Reputation: 1
need help for extract text1,text2,text3 (i mean all text, sometimes until text9 in category)
<h4>Category:</h4>
<p><a href="">text1</a>, <a href="">text2</a>, <a href="">text3</a></p>
my imacros code just only extract text1
TAG POS=R1 TYPE=A ATTR=TXT:* EXTRACT=TXT
Q : how extract all text in category ?
Thanks
Upvotes: 0
Views: 1137
Reputation: 57696
This code, will extract the data in all the A tags inside the P tag, but there is a small setup you need to do, I use XPATH to get the path of the A tags.
Please install:
XPath Checker By Brian Slesinsky
or
how to find the xpath of an element (I would recommend the chrome console method)

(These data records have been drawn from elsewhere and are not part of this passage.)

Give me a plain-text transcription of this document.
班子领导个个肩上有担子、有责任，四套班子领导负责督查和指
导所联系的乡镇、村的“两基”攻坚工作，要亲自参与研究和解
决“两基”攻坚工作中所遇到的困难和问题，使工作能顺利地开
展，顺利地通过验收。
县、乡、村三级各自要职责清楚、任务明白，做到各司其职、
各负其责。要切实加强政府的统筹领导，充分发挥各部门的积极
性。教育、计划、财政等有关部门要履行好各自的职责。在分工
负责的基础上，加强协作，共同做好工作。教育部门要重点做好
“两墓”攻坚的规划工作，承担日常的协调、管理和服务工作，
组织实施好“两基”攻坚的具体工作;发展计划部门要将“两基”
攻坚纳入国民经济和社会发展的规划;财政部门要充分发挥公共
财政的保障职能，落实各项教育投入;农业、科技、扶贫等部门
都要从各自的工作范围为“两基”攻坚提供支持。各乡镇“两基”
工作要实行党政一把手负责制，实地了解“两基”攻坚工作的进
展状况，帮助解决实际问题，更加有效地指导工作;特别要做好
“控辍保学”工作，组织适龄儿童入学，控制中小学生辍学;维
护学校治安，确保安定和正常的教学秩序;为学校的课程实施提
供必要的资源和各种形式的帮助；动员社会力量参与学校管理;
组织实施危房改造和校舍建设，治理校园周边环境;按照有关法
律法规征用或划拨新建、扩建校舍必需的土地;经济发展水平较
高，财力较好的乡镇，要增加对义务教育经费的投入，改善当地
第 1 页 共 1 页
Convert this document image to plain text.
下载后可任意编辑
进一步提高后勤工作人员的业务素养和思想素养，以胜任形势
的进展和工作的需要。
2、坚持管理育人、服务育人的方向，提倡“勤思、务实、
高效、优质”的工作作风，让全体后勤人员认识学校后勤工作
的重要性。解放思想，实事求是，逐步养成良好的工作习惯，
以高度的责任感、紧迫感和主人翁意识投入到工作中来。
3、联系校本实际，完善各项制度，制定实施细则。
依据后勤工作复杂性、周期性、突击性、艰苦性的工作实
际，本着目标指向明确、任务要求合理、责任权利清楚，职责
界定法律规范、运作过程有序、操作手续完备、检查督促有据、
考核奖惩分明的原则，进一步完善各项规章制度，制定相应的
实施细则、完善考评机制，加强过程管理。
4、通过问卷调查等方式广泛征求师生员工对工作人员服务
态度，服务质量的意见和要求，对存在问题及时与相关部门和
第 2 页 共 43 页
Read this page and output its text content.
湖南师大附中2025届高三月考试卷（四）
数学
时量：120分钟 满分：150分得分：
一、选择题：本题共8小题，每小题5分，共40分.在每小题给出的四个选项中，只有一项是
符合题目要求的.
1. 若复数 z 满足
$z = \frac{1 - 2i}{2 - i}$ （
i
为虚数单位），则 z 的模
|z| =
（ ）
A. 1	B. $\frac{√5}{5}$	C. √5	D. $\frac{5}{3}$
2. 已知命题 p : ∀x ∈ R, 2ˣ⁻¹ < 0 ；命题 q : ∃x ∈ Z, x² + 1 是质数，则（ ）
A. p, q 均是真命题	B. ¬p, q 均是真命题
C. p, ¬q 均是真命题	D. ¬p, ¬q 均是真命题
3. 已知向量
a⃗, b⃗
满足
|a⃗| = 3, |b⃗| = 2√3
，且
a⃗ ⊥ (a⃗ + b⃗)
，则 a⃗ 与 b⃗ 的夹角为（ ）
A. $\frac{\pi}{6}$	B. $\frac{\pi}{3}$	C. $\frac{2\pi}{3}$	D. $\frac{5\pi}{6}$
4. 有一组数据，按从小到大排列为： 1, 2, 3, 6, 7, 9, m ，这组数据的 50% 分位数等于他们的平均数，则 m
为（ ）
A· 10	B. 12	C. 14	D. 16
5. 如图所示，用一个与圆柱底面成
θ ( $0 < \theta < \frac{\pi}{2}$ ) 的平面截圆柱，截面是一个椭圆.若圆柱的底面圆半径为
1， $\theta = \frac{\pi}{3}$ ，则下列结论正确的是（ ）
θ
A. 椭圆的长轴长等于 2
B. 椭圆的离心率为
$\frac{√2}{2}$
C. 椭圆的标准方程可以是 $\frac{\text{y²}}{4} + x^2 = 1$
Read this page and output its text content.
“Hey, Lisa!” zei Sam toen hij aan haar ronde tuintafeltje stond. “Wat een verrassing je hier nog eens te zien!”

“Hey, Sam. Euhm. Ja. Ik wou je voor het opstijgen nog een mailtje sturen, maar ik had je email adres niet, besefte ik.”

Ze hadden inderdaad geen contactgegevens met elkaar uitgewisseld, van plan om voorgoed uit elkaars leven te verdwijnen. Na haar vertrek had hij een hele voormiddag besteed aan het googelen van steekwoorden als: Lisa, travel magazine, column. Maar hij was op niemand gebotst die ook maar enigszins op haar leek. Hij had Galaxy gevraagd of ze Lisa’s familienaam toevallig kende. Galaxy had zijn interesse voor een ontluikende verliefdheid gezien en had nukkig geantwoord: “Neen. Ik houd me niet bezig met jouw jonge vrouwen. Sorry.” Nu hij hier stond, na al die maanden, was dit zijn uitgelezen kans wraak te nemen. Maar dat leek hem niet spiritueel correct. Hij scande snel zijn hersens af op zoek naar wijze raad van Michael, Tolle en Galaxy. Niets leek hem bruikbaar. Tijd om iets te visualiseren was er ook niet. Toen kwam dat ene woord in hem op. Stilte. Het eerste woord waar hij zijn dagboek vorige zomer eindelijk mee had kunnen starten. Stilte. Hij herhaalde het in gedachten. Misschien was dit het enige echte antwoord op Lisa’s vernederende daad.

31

with this you need to right click on the a tag and give View XPATH, this will give you an XPATH like
/x:html/x:body/x:p/x:a[2]
Then, after you get this X path you need to paste it in the Xpath value (Note you need to remove the x: from the above XPATH before pasting. Also note the number in the [] of the Xpath indicates the child number, since we use !LOOP to set the line number we ignore [2]) of the tag, refer the below code where I have done the same with the above Xpath
Note: 1. Please loop the imacros code according to the number of A tags you want to extract. 2. You also need to update the folder attribute of SAVEAS line, to your desktop path.
Code:
SET !LOOP 1
SET !ERRORIGNORE YES
TAG XPATH=(/html/body//p/a)[{{!LOOP}}] EXTRACT=TXT
SAVEAS TYPE=EXTRACT FOLDER=C:/Users/Test/Desktop/ FILE=output.csv
Upvotes: 1
Reputation: 728
To expand on the JavaScript comment, this is how you could go about it:
ExtractCategory.js content
// Play the macro reading the category data
iimPlay("foo.iim");
// Get the last extracted value, i.e. the p content
var pContent = iimGetExtract();
// Parse the p using regex, first find a tag pairs and then drop the surrounding a tags
var result = pContent.match(/<a(.*?)<\/a>/g).map(function(val){
return val.replace(/<\/?a>/g,'').replace(/<a.+>/g,'');
});
// Pass the generated String to another macro to work with it
iimSet("passed_var", result);
iimPlay("bar.iim");
Next to ExtractCategory.js, foo.iim content
'Your previous code here, line #2 is just to find the right p in line #3 in a mockup html
TAG POS=1 TYPE=H4 ATTR=*
TAG POS=R1 TYPE=P ATTR=* EXTRACT=HTM
Next to ExtractCategory.js, bar.iim content
'Do whatever with the passed variable containing your formatted String
'This is just an output to show it
PROMPT {{passed_var}}
When you run ExtractCategory.js it will run your foo.iim code to extract the p content, parse it with regex (might want to be careful here, depending on what texts you are expecting this might break) and then pass the generated String on to another macro to do with it what you please.
Running this your result is text1,text2,text3 as desired.
Read up on http://wiki.imacros.net/iimSet() and http://wiki.imacros.net/iimPlay() if you need further information on how to use them.
Upvotes: 2